Entre os dias 20 e 25, a Brigada do Mar apanhou sete toneladas de lixo, numa extensão de cerca de 40 quilómetros de areal. “Não é normal a quantidade de lixo depositado na orla costeira. Isto é algo que não pode continuar e requer uma grande atitude de todos.” Das sete toneladas de resíduos de grandes dimensões recuperados das praias estão duas mil armadilhas para apanha de polvo, embalagens de plástico, redes de pesca, lixo urbano variado, como electromésticos, pneus, lâmpadas ou botijas de gás, e ainda centenas de caravelas portuguesas.
“O impacto de uma rede de pesca não é igual ao de um cotonete ou de uma beata de cigarro. Mais de 80% do lixo encontrado está relacionado com as actividades piscatórias desta região e de todo o mundo”, garante.
[LER_MAIS]Simão Acciaioli revela que são encontrados resíduos, como garrafas, boias ou embalagens, que pela tipologia e rotulagem é possível atribuir a origem de uma parte destes resíduos aos Estados Unidos, Canadá, Rússia e países asiáticos.
“Não sabemos se são resultado da passagem de barcos destes países ou se são objectos que estiveram à deriva no oceano durante vários anos e só agora deram à costa.”
Segundo explica, “detectar três ou quatro quilos de percebes nestes objectos significa que está no mar há anos”.
O voluntário acrescenta que são apanhados também muitos objectos mais pequenos, resultado das acções dos cidadãos.
“Para a sanita só deve ir o xixi e o cocó. Não é por se puxar o autoclismo que tudo o que se lá coloca desaparece.

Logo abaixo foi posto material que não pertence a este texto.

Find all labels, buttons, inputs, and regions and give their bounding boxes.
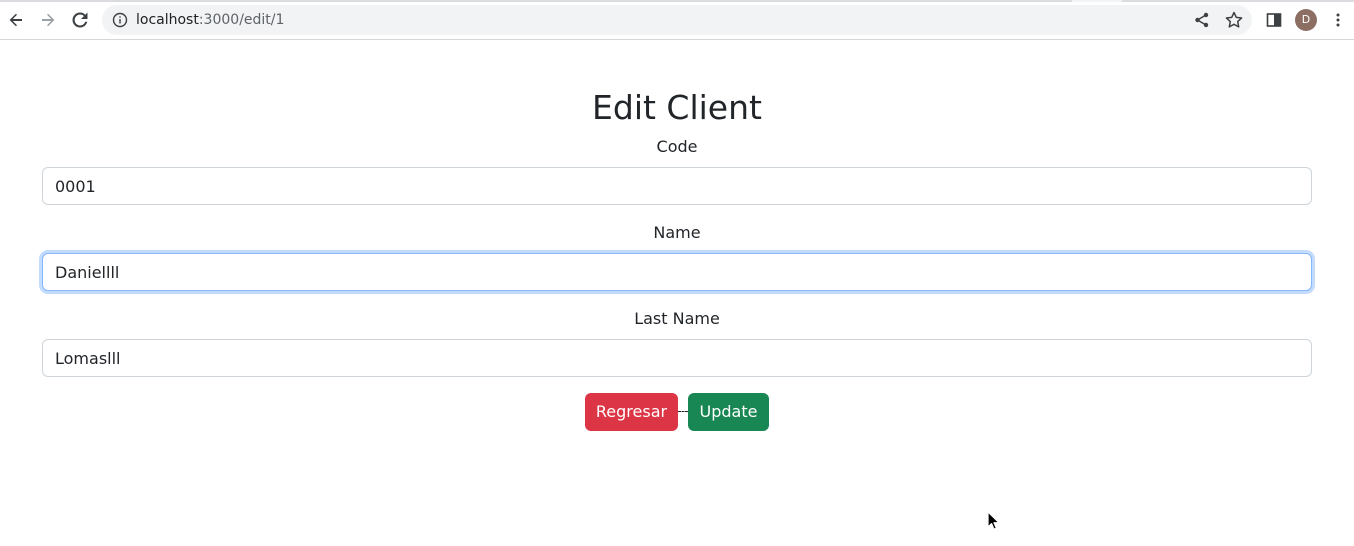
profile-avatar[interactable]: D [1295, 9, 1317, 31]
name-label: Name [653, 223, 701, 242]
browser-toolbar: localhost:3000/edit/1 D [0, 0, 1354, 40]
button-separator [678, 411, 688, 412]
star-icon[interactable] [1224, 10, 1244, 30]
active-tab-indicator [1072, 0, 1122, 2]
info-icon[interactable] [112, 12, 128, 28]
name-field[interactable] [42, 253, 1312, 291]
update-button[interactable]: Update [688, 393, 769, 431]
page-title: Edit Client [592, 88, 762, 127]
last-name-label: Last Name [634, 309, 720, 328]
menu-icon[interactable] [1324, 6, 1352, 34]
forward-icon[interactable] [34, 6, 62, 34]
reload-icon[interactable] [66, 6, 94, 34]
side-panel-icon[interactable] [1260, 6, 1288, 34]
url-host: localhost [136, 12, 199, 28]
address-bar[interactable]: localhost:3000/edit/1 [102, 5, 1252, 35]
tab-strip-edge [0, 0, 1354, 2]
back-icon[interactable] [2, 6, 30, 34]
url-path: :3000/edit/1 [198, 12, 285, 28]
url-text[interactable]: localhost:3000/edit/1 [136, 11, 284, 29]
code-label: Code [656, 137, 698, 156]
share-icon[interactable] [1192, 10, 1212, 30]
back-button[interactable]: Regresar [585, 393, 678, 431]
code-field[interactable] [42, 167, 1312, 205]
last-name-field[interactable] [42, 339, 1312, 377]
mouse-pointer-icon [987, 511, 1000, 530]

As pessoas devem ter noção que, no próximo ano, o seu cotonete ou fio dental vai estar ao seu lado na sua praia”, alerta, insistindo que o mundo está a passar o “vermelho”, pelo que “todos devem começar a mexer-se para minimizar o seu impacto”.
Lixo produz arte
Apesar dos voluntários recolherem cerca de duas a três toneladas por dia – se todos os dias estivessem no terreno haveria lixo para apanhar – Simão Acciaioli aplaude as iniciativas de limpeza da responsabilidade de autarquias, escolas e outras entidades. “As Câmaras Municipais de Leiria e de Pombal já manifestaram que, fruto das diversas limpezas que têm ocorrido nas praias destes concelhos, o lixo acumulado é menor, mas os resíduos recolhidos vão tendo tendência a ser cada vez mais”, constata.
Uma selecção do lixo encontrado e recolhido nestes concelhos servirá para produzir uma instalação artística. “Temos oferecido a colectivos de artistas o material que pode vir a ser trabalhado através da criatividade de cada um. Por exemplo, o artista japonês Tadashi Kawamata já apresentou uma exposição no MAAT [Museu de Arte, Arquitectura e Tecnologia]. Estamos a trabalhar com um colectivo de artistas de Leiria, com o envolvimento muito activo da Câmara Municipal, mas é um projecto ainda muito embrionário.”
Para Simão Acciaioli, a “utilização da arte como forma de educação”, pode ser uma maneira de sensibilização da população. Aliás, quando juntam as toneladas de lixo num ponto junto à praia, o voluntário confidencia que o ar de espanto e incredulidade de quem passa é evidente e vão ter com os voluntários agradecendo o seu trabalho.
Os restantes resíduos são encaminhados para o circuito de reciclagem e tratamento e outros acabam por ser levados por pessoas que passam e vêem a possibilidade de reaproveitar alguns objectos.
“O plástico nem sempre é possível reciclar, porque está muito contaminado com sal, areia e sol.”
A Brigada do Mar tem previstas mais acções regulares de descontaminação desta faixa litoral de maneira a diminuir a quantidade de lixo acumulada, voltando à região em Fevereiro.
Em dez anos, a associação já limpou em Portugal mais de 600 quilómetros lineares de costa, retirou mais de 550 toneladas de lixo do areal e com ela colaboraram mais de seis mil voluntários, em mais de 200 dias efectivos de iniciativas de limpeza e sensibilização.